What does "find some dirty unallocated blocks" mean?  Find a page which is
dirty and which does not have a disk mapping?

Normally the above operation would be implemented via
ext4_writeback_writepage(), and it runs under lock_page().

I'm mostly worried about delayed allocation case. My impression was that
holding number of pages locked isn't a good idea, even if they're locked
in index order. so, I was going to turn number of pages writeback, then
allocate blocks for all of them at once, then put proper blocknr's into
bh's (or PG_mappedtodisk?).



					going to commit
					find inode I dirty
					do NOT find these blocks because they're
					  allocated only, but pages/bhs aren't mapped
					  to them
					start commit

I think you're assuming here that commit would be using ->t_sync_datalist
to locate dirty buffer_heads.

nope, I mean sb->inode->page walk.

But under this proposal, t_sync_datalist just gets removed: the new
ordered-data mode _only_ need to do the sb->inode->page walk.  So if I'm
understanding you, the way in which we'd handle any such race is to make
kjournald's writeback of the dirty pages block in lock_page().  Once it
gets the page lock it can look to see if some other thread has mapped the
page to disk.

if I'm right holding number of pages locked, then they won't be locked, but
writeback. of course kjournald can block on writeback as well, but how does
it find pages with *newly allocated* blocks only?

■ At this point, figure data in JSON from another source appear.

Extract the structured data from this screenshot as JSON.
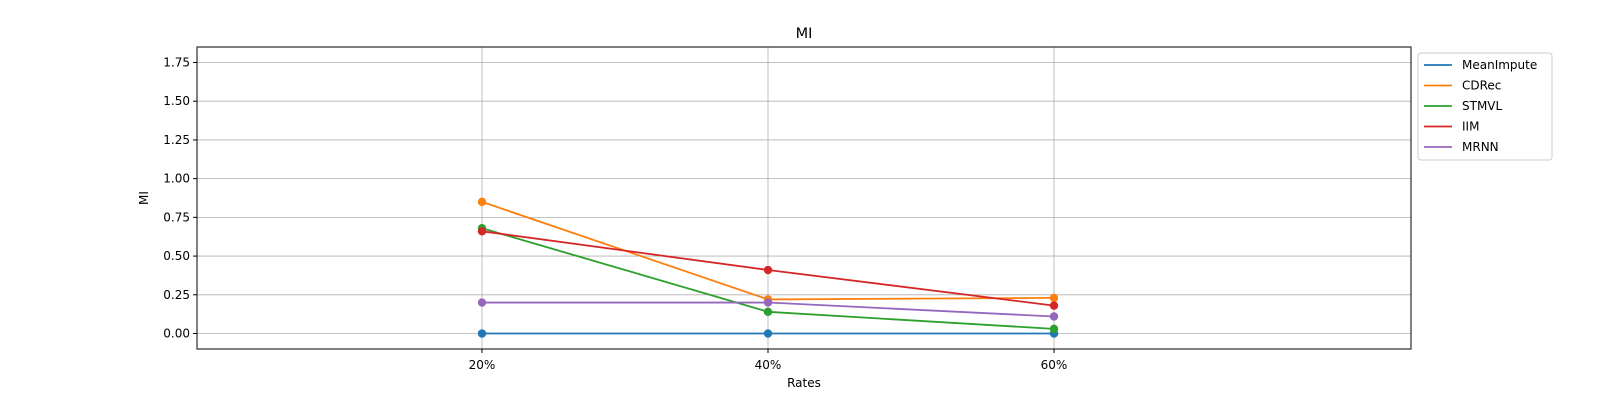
{
  "chart_data": {
    "type": "line",
    "title": "MI",
    "xlabel": "Rates",
    "ylabel": "MI",
    "categories": [
      "20%",
      "40%",
      "60%"
    ],
    "ylim": [
      -0.1,
      1.85
    ],
    "yticks": [
      0.0,
      0.25,
      0.5,
      0.75,
      1.0,
      1.25,
      1.5,
      1.75
    ],
    "ytick_labels": [
      "0.00",
      "0.25",
      "0.50",
      "0.75",
      "1.00",
      "1.25",
      "1.50",
      "1.75"
    ],
    "grid": true,
    "legend_position": "outside-right-top",
    "series": [
      {
        "name": "MeanImpute",
        "color": "#1f77b4",
        "values": [
          0.0,
          0.0,
          0.0
        ]
      },
      {
        "name": "CDRec",
        "color": "#ff7f0e",
        "values": [
          0.85,
          0.22,
          0.23
        ]
      },
      {
        "name": "STMVL",
        "color": "#2ca02c",
        "values": [
          0.68,
          0.14,
          0.03
        ]
      },
      {
        "name": "IIM",
        "color": "#d62728",
        "values": [
          0.66,
          0.41,
          0.18
        ]
      },
      {
        "name": "MRNN",
        "color": "#9467bd",
        "values": [
          0.2,
          0.2,
          0.11
        ]
      }
    ]
  }
}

It may turn out that kjournald needs a private way of getting at the
I_DIRTY_PAGES inodes to do this properly, but I don't _think_ so.  If we
had the radix-tree-of-dirty-inodes thing then that's easy enough to do
anyway, with a tagged search.  But I expect that a single pass through the
superblock's dirty inodes would suffice for ordered-data.  Files which
have chattr +j would screw things up, as usual.

not dirty inodes only, but rather some fast way to find pages with newly
allocated pages.

I assume (hope) that your delayed allocation code implements
->writepages()?  Doing the allocation one-page-at-a-time sounds painful...

indeed. this is a root cause of all this complexity.